Page MenuHomePhabricator

Decouple analytics zookeeper cluster from kafka zookeeper cluster [2019-2020]
Closed, ResolvedPublic13 Estimated Story Points

Description

At this time both analytics tools like druid and hadoop (tier-2) and kafka (tier-1) share the same zookeeper cluster. This becomes a problem when analytics needs for example, to test changes or updates that have zookeeper ramifications as we those could affect out tier-1 services. Let's split clusters so there is a clear boundary on availability and ops support for either.

Event Timeline

Milimetric renamed this task from decouple analytics zookeeper cluster from kafka zookeeper cluster to decouple analytics zookeeper cluster from kafka zookeeper cluster [2019-2020].Feb 28 2019, 5:46 PM
Milimetric triaged this task as Medium priority.
Milimetric moved this task from Incoming to Operational Excellence on the Analytics board.
elukey renamed this task from decouple analytics zookeeper cluster from kafka zookeeper cluster [2019-2020] to Decouple analytics zookeeper cluster from kafka zookeeper cluster [2019-2020].Aug 22 2019, 2:58 PM
elukey moved this task from Waiting for others to In Progress on the User-Elukey board.

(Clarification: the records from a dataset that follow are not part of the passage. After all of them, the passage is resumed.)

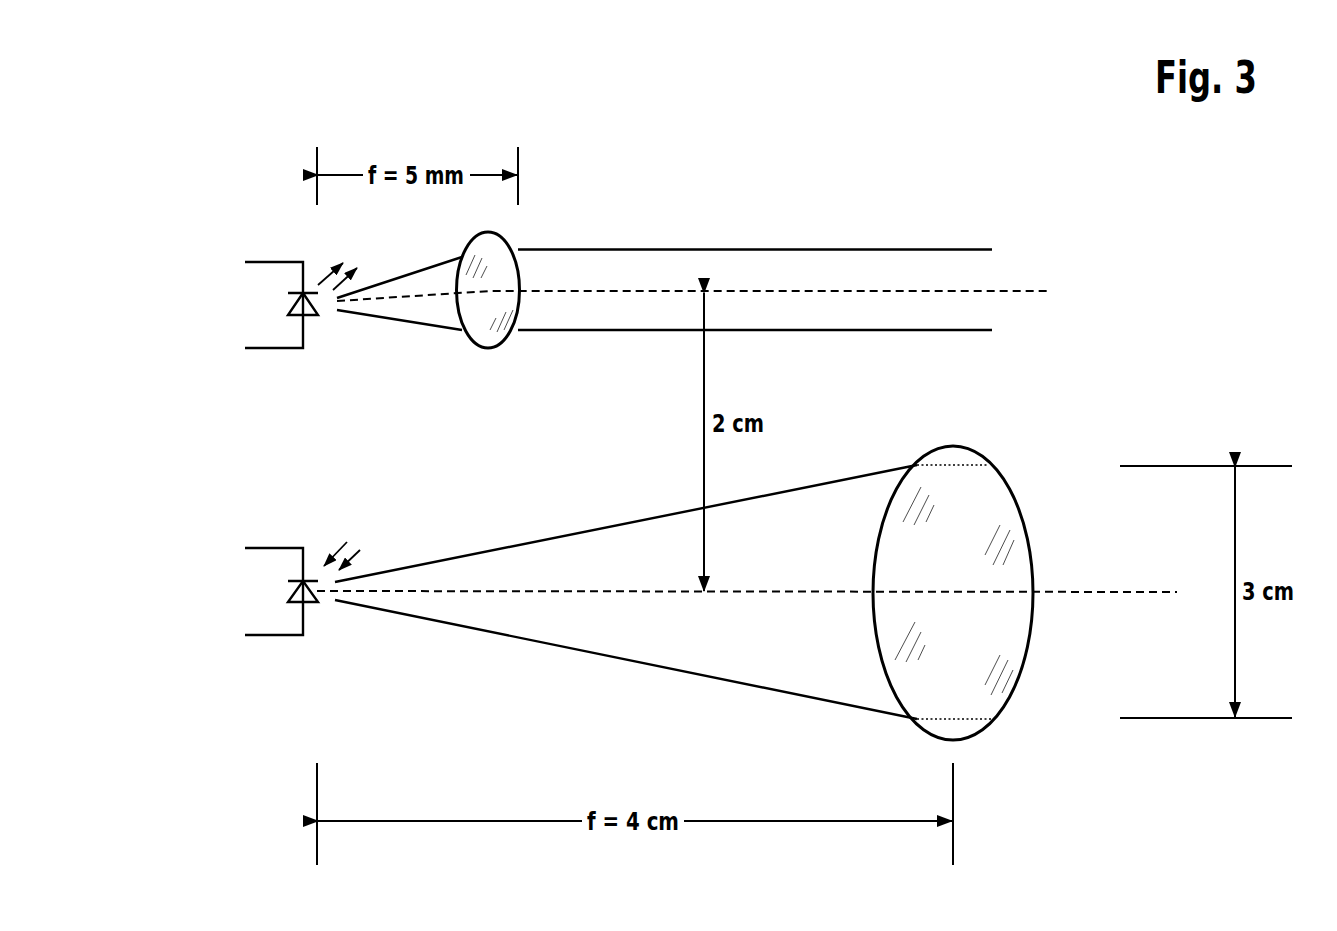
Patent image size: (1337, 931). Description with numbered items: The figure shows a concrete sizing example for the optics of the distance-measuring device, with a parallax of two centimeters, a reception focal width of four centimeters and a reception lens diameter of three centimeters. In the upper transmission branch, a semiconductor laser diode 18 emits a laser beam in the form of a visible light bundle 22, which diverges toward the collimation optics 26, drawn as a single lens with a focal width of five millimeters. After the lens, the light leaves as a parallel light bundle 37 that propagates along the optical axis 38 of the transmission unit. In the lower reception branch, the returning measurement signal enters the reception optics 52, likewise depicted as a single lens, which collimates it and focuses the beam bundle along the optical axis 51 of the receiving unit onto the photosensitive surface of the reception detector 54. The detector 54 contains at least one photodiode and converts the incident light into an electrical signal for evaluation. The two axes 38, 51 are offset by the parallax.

The semiconductor laser diode 18 is at (272, 243).
The light bundle 22 is at (391, 350).
The collimation optics 26 is at (526, 230).
The parallel light bundle 37 is at (948, 265).
The optical axis of transmission unit 38 is at (806, 272).
The optical axis of receiving unit 51 is at (1080, 603).
The reception optics 52 is at (997, 498).
The reception detector 54 is at (280, 652).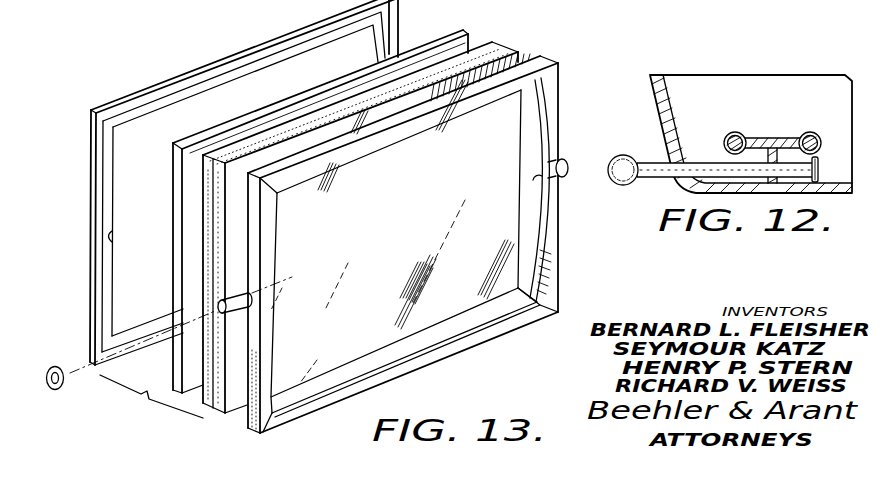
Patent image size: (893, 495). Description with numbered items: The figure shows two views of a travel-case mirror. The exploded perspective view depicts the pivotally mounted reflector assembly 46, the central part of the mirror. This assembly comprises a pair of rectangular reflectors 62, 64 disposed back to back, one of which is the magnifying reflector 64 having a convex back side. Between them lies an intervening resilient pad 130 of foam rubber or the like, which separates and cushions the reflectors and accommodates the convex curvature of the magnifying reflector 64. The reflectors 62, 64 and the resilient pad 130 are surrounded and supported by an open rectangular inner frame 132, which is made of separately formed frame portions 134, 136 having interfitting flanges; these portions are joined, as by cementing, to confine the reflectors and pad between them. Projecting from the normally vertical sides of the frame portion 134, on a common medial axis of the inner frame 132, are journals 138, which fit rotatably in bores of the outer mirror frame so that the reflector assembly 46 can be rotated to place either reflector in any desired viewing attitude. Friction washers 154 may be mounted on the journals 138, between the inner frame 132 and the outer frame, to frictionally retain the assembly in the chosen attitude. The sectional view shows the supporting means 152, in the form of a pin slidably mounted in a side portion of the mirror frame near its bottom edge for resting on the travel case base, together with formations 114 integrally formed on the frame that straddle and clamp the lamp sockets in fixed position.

In FIG. 13, the frame portion 136 is at (138, 93).
In FIG. 13, the reflector 62 is at (257, 160).
In FIG. 13, the magnifying reflector 64 is at (355, 85).
In FIG. 13, the resilient pad 130 is at (303, 120).
In FIG. 13, the reflector assembly 46 is at (560, 70).
In FIG. 13, the inner frame 132 is at (550, 115).
In FIG. 13, the frame portion 134 is at (556, 270).
In FIG. 13, the journals 138 is at (557, 159).
In FIG. 13, the friction washers 154 is at (62, 389).
In FIG. 12, the supporting means 152 is at (690, 165).
In FIG. 12, the formations 114 is at (786, 136).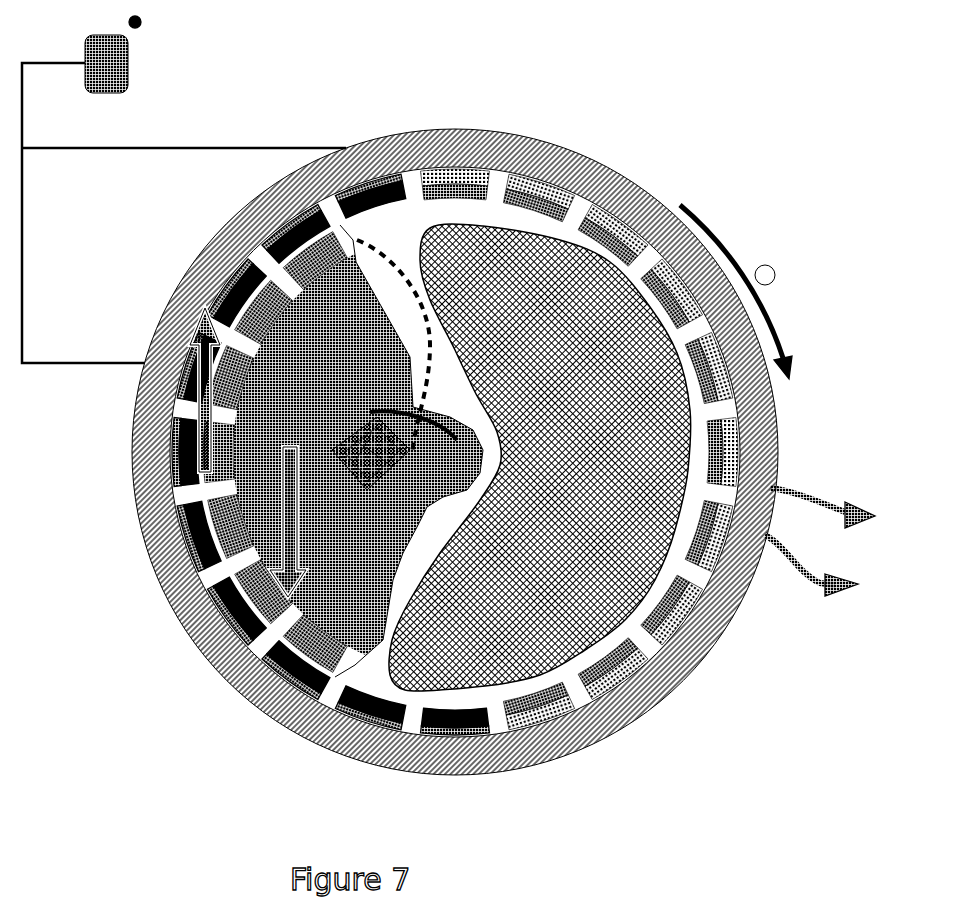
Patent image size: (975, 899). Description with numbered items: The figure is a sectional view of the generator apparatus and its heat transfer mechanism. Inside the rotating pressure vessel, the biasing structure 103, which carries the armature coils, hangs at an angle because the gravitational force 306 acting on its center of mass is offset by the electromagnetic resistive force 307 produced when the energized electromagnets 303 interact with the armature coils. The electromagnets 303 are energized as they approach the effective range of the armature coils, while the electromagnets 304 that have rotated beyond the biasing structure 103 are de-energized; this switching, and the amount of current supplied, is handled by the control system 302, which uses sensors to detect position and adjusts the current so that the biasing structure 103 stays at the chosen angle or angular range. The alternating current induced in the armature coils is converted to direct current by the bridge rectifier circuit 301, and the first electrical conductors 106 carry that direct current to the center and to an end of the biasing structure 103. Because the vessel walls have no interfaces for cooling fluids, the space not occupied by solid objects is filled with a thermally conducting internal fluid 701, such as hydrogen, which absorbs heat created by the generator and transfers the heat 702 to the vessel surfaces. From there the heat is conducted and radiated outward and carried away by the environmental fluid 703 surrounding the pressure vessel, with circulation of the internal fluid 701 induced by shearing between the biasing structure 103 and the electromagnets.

The bridge rectifier circuit 301 is at (235, 682).
The control system 302 is at (184, 189).
The energized electromagnets 303 is at (178, 447).
The de-energized electromagnets 304 is at (617, 685).
The gravitational force 306 is at (232, 527).
The electromagnetic resistive force 307 is at (178, 392).
The biasing structure 103 is at (418, 508).
The first electrical conductors 106 is at (416, 347).
The thermally conducting internal fluid 701 is at (567, 300).
The heat 702 is at (822, 533).
The environmental fluid 703 is at (771, 292).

The zookeeper analytics-eqiad cluster has been created in T227025. The remaining steps are:

  1. test the new cluster properly (it runs java11 and buster)
  2. test the switch to the new cluster for the Hadoop testing cluster (will likely require both Yarn RM and Hadoop HDFS daemons to stop and start with the new config)
  3. do the same in production
  4. clean up znodes on the current main-eqiad zookeeper cluster (the ones related to the Hadoop clusters).
elukey changed the task status from Open to Stalled.EditedSep 11 2019, 9:46 AM

The testing is currently blocked by two things:

  • in T231067 we are wondering if Java 8 should be used instead (since running Java 11 on the ZK servers and 8 on the clients might be problematic, due to the nature of the zookeeper java clients).
  • in T227025 there seems to be a serial console redirection problem with the hosts, need to follow up with Chris/Rob to figure out how to fix it.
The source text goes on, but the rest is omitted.